Clarissa Freitas de Andrade: Como foi o processo criativo da igreja?
Janice Dantas: Na encomenda inicial ela seria menor e desenvolvemos maquetes físicas. Depois a intenção de atender a um público maior já era clara. Passamos ao anteprojeto. Nesta etapa desenvolvemos maquetes eletrônicas e fizemos reuniões com a comunidade. Tenho muita abertura especialmente nessa etapa para acolher as ideias mais variadas. Logo em seguida vieram os engenheiros e a obra iniciou. Então o projeto executivo de arquitetura foi sendo desenvolvido de acordo com as demandas da obra e com os projetos complementares de cada etapa. Dessa forma a edificação foi praticamente concluída. Então agora estamos desenvolvendo o executivo de ambientação. Para concluir esta etapa solicitei total imersão no projeto, sem atender novas demandas da obra. E o que posso dizer é que tem sido das experiências mais alargadoras que já vivi. Toda a concepção inicial está sendo revista, aprofundada. Um deleite! Tenho também absorvido muita música, teatro, exposições de arte e leitura. São alimentos que me alinham à atividade projetual. Tenho procurado também entender o que “o projeto pede”, mesmo que nenhum outro tenha solicitado algo parecido.
CFA: Você usou o termo “percurso legítimo” de criação ao invés de “processo”...
JD: Sim, prefiro percurso a processo, porque processo diz sobre um passo-a-passo, uma ação contínua, já percurso designa um caminho, um movimento em direção a um resultado, é algo muito singular e pode ser bem mais orgânico. Cada artista pode encontrar ao longo da vida seus próprios caminhos para se expressar. Quando falo em legitimidade é para dizer da abertura à criação a partir da percepção do objeto e de seu objetivo. Não que faremos “bará” (1), invenções a partir do nada. Mas também não vejo legitimidade em criações alicerçadas em imagens de referências, senão o risco é de apenas repetir elementos, irrefletidamente.
CFA: A arquitetura é uma expressão artística com muitas condicionantes: terreno, clima, legislação etc. Qual seria o ponto de partida em comum em suas produções?
JD: Além dessas chamadas condicionantes de projeto, parto das motivações mais profundas que nos levam a aplicar esforços, alterar a paisagem e construir algo. Procuro chegar a esse lugar do motivo, “tocar’’ esse ponto ao iniciar um projeto.
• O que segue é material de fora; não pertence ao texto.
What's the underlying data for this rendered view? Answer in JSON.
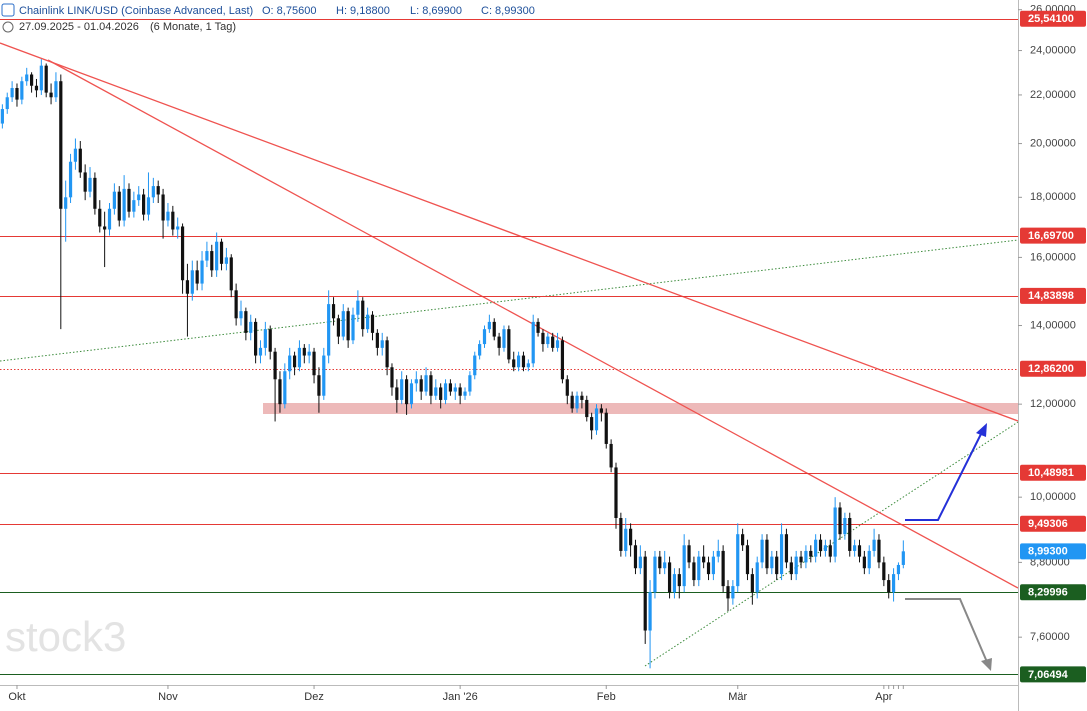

Começo refletindo sobre o conteúdo, ampliando a percepção sobre o assunto, anotando, escrevendo, lendo. Por exemplo, se é um projeto voltado à justiça, mergulho nesse universo, na necessidade atávica de justiça, em seu processo histórico e em sua simbologia, não em obras de arquitetura. Não é absolutamente uma incursão técnica, mas filosófica. Por isso acredito que o conteúdo antecede a forma, não o contrário. É assim na natureza: a forma é sobre o conteúdo.
CFA: Como essas experienciações artísticas entram no seu processo criativo?
JD: Elas impregnam, passam a fazer parte de mim. Procuro me alimentar delas continuamente, faço anotações. Leio cada vez mais filosofia, psicanálise, sociologia. Tudo isso é combustível para a arquitetura e o urbanismo. Acredito que quanto mais profundamente se entra em contato com a substância humana, mais hábil se está a atender suas demandas interiores. E o que um trabalho artístico pode fazer de mais potente é atender exatamente a essas demandas.
nota
1
Bará: verbo usado para expressar a ação criadora de Deus, segundo o capítulo 1 do Gênesis.